My longhand script is messy. It’s become worse since I abandoned longhand drafts and began writing straight into the computer. This scares me a bit – if I’ve given up on longhand, passionate lover of navy Quink ink and Parker pens and wide feint spiral bound notebooks that I am, does this mean that handwriting, like its cousin the postage stamp, is ultimately doomed? But then again I know writers younger than myself who still do all their first drafts in longhand, so perhaps we’re still OK on that one.
The messy longhand notes are crucial, though. I don’t always look at them again, but the act of putting them on paper releases something. It brings the life of a story into being. At this point, writing is a delight. The possibilities seem endless, profuse as daisies. I feel confident and fully alive. The new story is going to be the best I’ve yet written.
With the setting down of that first paragraph everything changes. I realise, as I’ve realised on every previous occasion, that not only do I not know precisely where this story should start, I’m not entirely clear on what it’s about, either. It’s like diving into the sea. Suddenly I’m in a new element, new actions are expected of me. The gulf between the mind and the page feels unbridgeable. Everything is more immediate and more obscure.
When I wrote ‘The Muse of Copenhagen,’ the story that is to appear in the Solaris anthology House of Fear later this year, I moved quickly from a state of elation to one of gritted-teeth despair. I started the story four times, jettisoning about 5,000 words in the process, and feared I might never finish it. On the fifth attempt I got it. From that moment on there’s nothing I can do but write, nail down the first draft as quickly as I can in case it gets away from me again.

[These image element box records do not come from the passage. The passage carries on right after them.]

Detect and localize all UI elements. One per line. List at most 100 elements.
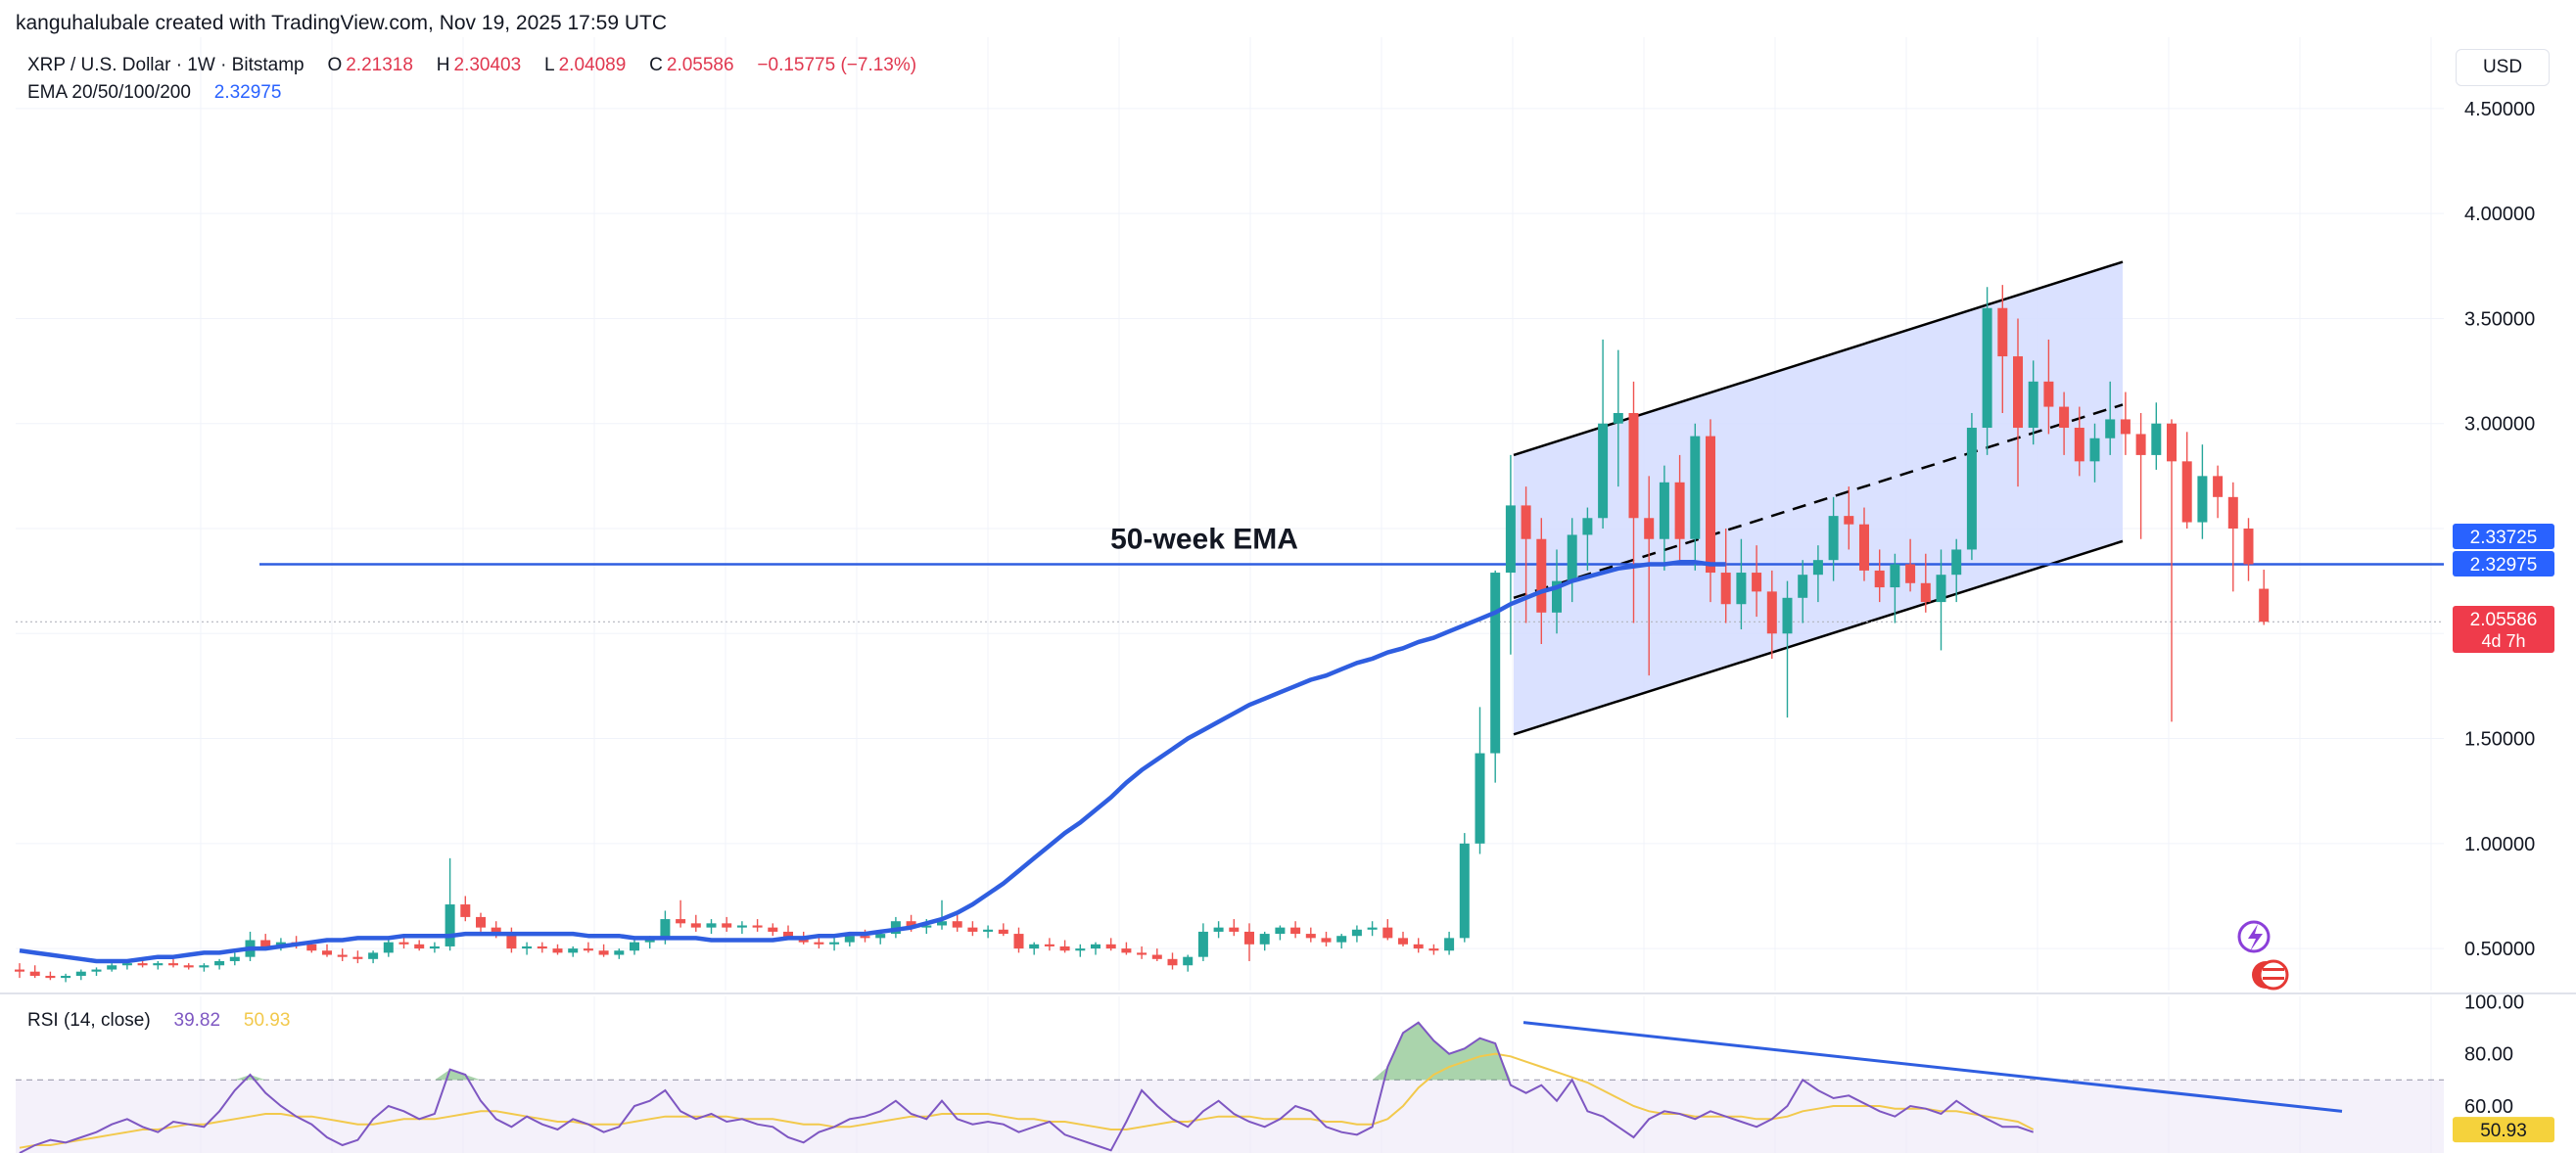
ema-badge-lower-bg xyxy=(2453,551,2554,576)
candle-body xyxy=(967,927,978,932)
candle-body xyxy=(1598,423,1609,519)
candle-body xyxy=(214,960,225,966)
candle-body xyxy=(476,916,486,928)
candle-body xyxy=(199,965,210,968)
lightning-icon xyxy=(2237,920,2271,953)
price-grid xyxy=(16,37,2444,1153)
candle-body xyxy=(2151,423,2162,455)
candle-body xyxy=(61,975,71,979)
candle-body xyxy=(2167,423,2177,462)
change-value: −0.15775 (−7.13%) xyxy=(757,55,917,75)
candle-body xyxy=(1429,948,1439,951)
candle-body xyxy=(1874,570,1885,588)
candle-body xyxy=(491,927,501,935)
candle-body xyxy=(676,919,686,924)
candle-body xyxy=(506,934,517,949)
ema-annotation-text: 50-week EMA xyxy=(1110,524,1298,556)
candle-body xyxy=(1290,927,1301,935)
us-flag-icon xyxy=(2252,959,2289,991)
candle-body xyxy=(1844,516,1854,525)
candle-body xyxy=(1966,428,1977,550)
candle-body xyxy=(1229,927,1240,932)
candle-body xyxy=(644,940,655,943)
candle-body xyxy=(752,925,763,928)
candle-body xyxy=(1613,413,1623,424)
candle-body xyxy=(1413,944,1424,949)
candle-body xyxy=(783,931,793,939)
candle-body xyxy=(1137,952,1147,955)
candle-body xyxy=(1044,944,1054,946)
rsi-tick-label: 100.00 xyxy=(2464,992,2524,1013)
candle-body xyxy=(2135,434,2146,455)
candle-body xyxy=(1075,948,1086,951)
candle-body xyxy=(1798,575,1808,598)
candle-body xyxy=(844,936,855,943)
symbol-name[interactable]: XRP / U.S. Dollar · 1W · Bitstamp xyxy=(27,55,304,75)
open-label: O xyxy=(327,55,343,75)
candle-body xyxy=(29,971,40,976)
candle-body xyxy=(1275,927,1286,935)
high-value: 2.30403 xyxy=(453,55,522,75)
last-price-badge-bg xyxy=(2453,606,2554,653)
candle-body xyxy=(1659,482,1669,539)
candle-body xyxy=(2059,406,2070,429)
candles xyxy=(15,285,2270,983)
candle-body xyxy=(1752,573,1762,592)
last-price-badge-text: 2.05586 xyxy=(2470,610,2538,630)
candle-body xyxy=(2259,588,2270,623)
flag-circle-b xyxy=(2258,959,2289,991)
candle-body xyxy=(429,945,440,949)
price-axis: 0.50000 1.00000 1.50000 3.00000 3.50000 4.000… xyxy=(2464,99,2535,960)
candle-body xyxy=(45,975,56,979)
rsi-label[interactable]: RSI (14, close) xyxy=(27,1010,151,1031)
candle-body xyxy=(2089,438,2100,462)
flag-stripe xyxy=(2263,977,2284,980)
candle-body xyxy=(1321,938,1332,943)
candle-body xyxy=(1244,931,1254,945)
candle-body xyxy=(107,965,117,970)
candle-body xyxy=(1475,753,1485,844)
close-value: 2.05586 xyxy=(666,55,734,75)
candle-body xyxy=(568,948,579,953)
rsi-value-badge-text: 50.93 xyxy=(2480,1121,2527,1141)
candle-body xyxy=(1628,413,1639,519)
candle-body xyxy=(352,956,363,959)
last-price-badge-sub: 4d 7h xyxy=(2481,631,2525,651)
candle-body xyxy=(583,948,593,951)
rsi-legend: RSI (14, close) 39.82 50.93 xyxy=(27,1010,294,1032)
candle-body xyxy=(2120,419,2131,435)
candle-body xyxy=(690,923,701,928)
candle-body xyxy=(1459,843,1470,939)
candle-body xyxy=(2213,476,2224,497)
candle-body xyxy=(1706,436,1715,574)
channel-fill xyxy=(1514,261,2123,735)
candle-body xyxy=(998,929,1008,935)
candle-body xyxy=(1167,958,1178,966)
price-tick-label: 0.50000 xyxy=(2464,939,2535,960)
low-label: L xyxy=(544,55,555,75)
candle-body xyxy=(1213,927,1224,932)
candle-body xyxy=(1059,945,1070,951)
candle-body xyxy=(1029,944,1040,949)
candle-body xyxy=(1690,436,1701,539)
candle-body xyxy=(768,927,778,932)
price-tick-label: 3.50000 xyxy=(2464,308,2535,330)
candle-body xyxy=(1121,948,1132,953)
rsi-axis: 60.00 80.00 100.00 xyxy=(2464,992,2524,1118)
candle-body xyxy=(1567,534,1577,581)
candle-body xyxy=(829,942,840,945)
candle-body xyxy=(736,925,747,928)
candle-body xyxy=(937,921,947,926)
price-tick-label: 1.50000 xyxy=(2464,729,2535,751)
candle-body xyxy=(875,934,886,939)
candle-body xyxy=(1828,516,1839,561)
candle-body xyxy=(1505,505,1516,574)
ema-label[interactable]: EMA 20/50/100/200 xyxy=(27,82,191,103)
candle-body xyxy=(2181,461,2192,523)
open-value: 2.21318 xyxy=(346,55,413,75)
candle-body xyxy=(1859,524,1869,571)
currency-button[interactable]: USD xyxy=(2456,49,2550,86)
candle-body xyxy=(1490,573,1501,754)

For me, the process of writing a first draft is like trying to untangle a ball of wool. Not a new ball of wool, but one of those odd remnants you find at the bottom of your grandmother’s knitting basket, one that has been there so long it has worked itself into a Gordian knot, a tangle so dense and so rigid it appears to be a single solid mass. The colour is so right though, nothing else will do for what I want to make. So what I have to do is start unpicking. I work a fingernail between the strands, tugging gently to find the place of least resistance. Sometimes when I pull the skein tightens still further, so I stop what I’m doing in a hurry and try somewhere else. After a lot of trial and error I might manage to work loose the thread end, and at that point I have something to go on. Finally the wool unravels, sliding between my fingers. It’s always an intoxicating moment.
Over the past few days I’ve been making notes for the final story in my ‘Martin’ series, a loosely linked collection of stories about a man who’s in love with timepieces. I’ve just reached that point where I have to start writing something. I’m both excited and apprehensive, as I imagine a fencing master must feel before a duel.
I like that image. I’ll probably use it. But not now.